Jack the Giant SlayerIf you have ever read a collection of bedtime stores, chances are you have come across the story of Jack and his magic beans, whether it was entitled “Jack and the Beanstalk,” “Jack the Giant Killer” or some other variation. Whatever version fell into my hands, this tale was never one of my favourites—I tended to stereotypically gravitate towards princess stories and tales of true love. I liked it, sure, but it was never my go-to.

Nevertheless, when I first saw a trailer for Jack the Giant Slayer I couldn’t wait to see this larger than life retelling of the classic English story. Well a few weeks ago I went to see it in theatres. Despite being forced to pay an extra 3 bucks and don a pair of 3D glasses to watch it (oh, how I hate watching 3D), I LOVED this movie!

In this version of the classic, Jack (played by Nicholas Hoult) volunteers to climb the beanstalk in order to rescue Princess Isabelle and win her love. What he doesn’t know, is that one of the men in the rescue party wants to use the giants to become king.

This movie had a lot to love. In addition to Hoult’s awesome portrayal of Jack, Stanley Tucci and Ewan McGregor (two of my favourite actors) filled out the cast of oddball characters. There was lots of action, some good laughs, and the storyline was pretty fantastic. And OK, the 3D effects were very well done—they weren’t too gimmicky like some other 3D movies I could mention.

But one of the things I loved most about this film was how it treated the evolution of stories and the place of stories in our world. It talks about how history becomes legend and legend eventually becomes just another bedtime story.
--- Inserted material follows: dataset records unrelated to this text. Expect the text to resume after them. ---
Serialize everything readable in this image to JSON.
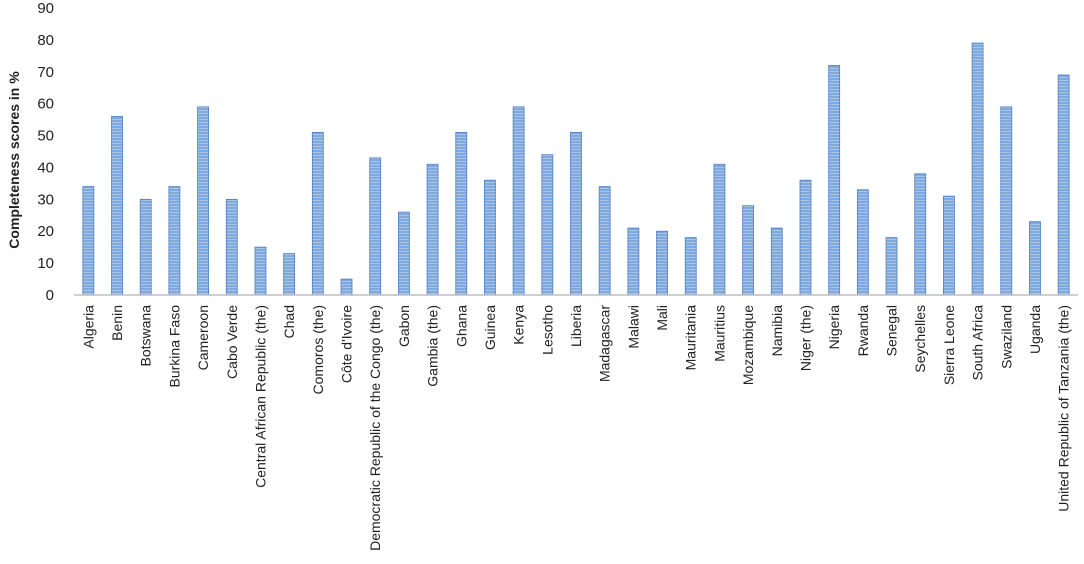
{
  "chart_data": {
    "type": "bar",
    "title": "",
    "xlabel": "",
    "ylabel": "Completeness scores in %",
    "ylim": [
      0,
      90
    ],
    "yticks": [
      0,
      10,
      20,
      30,
      40,
      50,
      60,
      70,
      80,
      90
    ],
    "grid": false,
    "legend": "none",
    "bar_color": "#7fa8dc",
    "bar_edge_color": "#4f7fc0",
    "categories": [
      "Algeria",
      "Benin",
      "Botswana",
      "Burkina Faso",
      "Cameroon",
      "Cabo Verde",
      "Central African Republic (the)",
      "Chad",
      "Comoros (the)",
      "Côte d'Ivoire",
      "Democratic Republic of the Congo (the)",
      "Gabon",
      "Gambia (the)",
      "Ghana",
      "Guinea",
      "Kenya",
      "Lesotho",
      "Liberia",
      "Madagascar",
      "Malawi",
      "Mali",
      "Mauritania",
      "Mauritius",
      "Mozambique",
      "Namibia",
      "Niger (the)",
      "Nigeria",
      "Rwanda",
      "Senegal",
      "Seychelles",
      "Sierra Leone",
      "South Africa",
      "Swaziland",
      "Uganda",
      "United Republic of Tanzania (the)"
    ],
    "values": [
      34,
      56,
      30,
      34,
      59,
      30,
      15,
      13,
      51,
      5,
      43,
      26,
      41,
      51,
      36,
      59,
      44,
      51,
      34,
      21,
      20,
      18,
      41,
      28,
      21,
      36,
      72,
      33,
      18,
      38,
      31,
      79,
      59,
      23,
      69
    ]
  }
}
With the telling of a story, it changes and evolves, becomes something new. Jack the Giant Slayer is an evolution of the classic fairy tale, an example or how stories can change. But it is more than that. The evolution of stories is woven flawlessly into the film’s storyline. Jack the Giant Slayer sets up Jack’s battle with the giant’s as the history of England, a history which has evolved into the tale we know today. Is it believable that Jack’s adventure actually is a part of the British monarchy’s history? Of course not. Does it make a great story? Hell yes!

I highly recommend this film, especially to anyone who likes fairy tales! It turned my lukewarm feelings towards Jack’s story into absolute love. Well done, New Line Cinema. Well done indeed!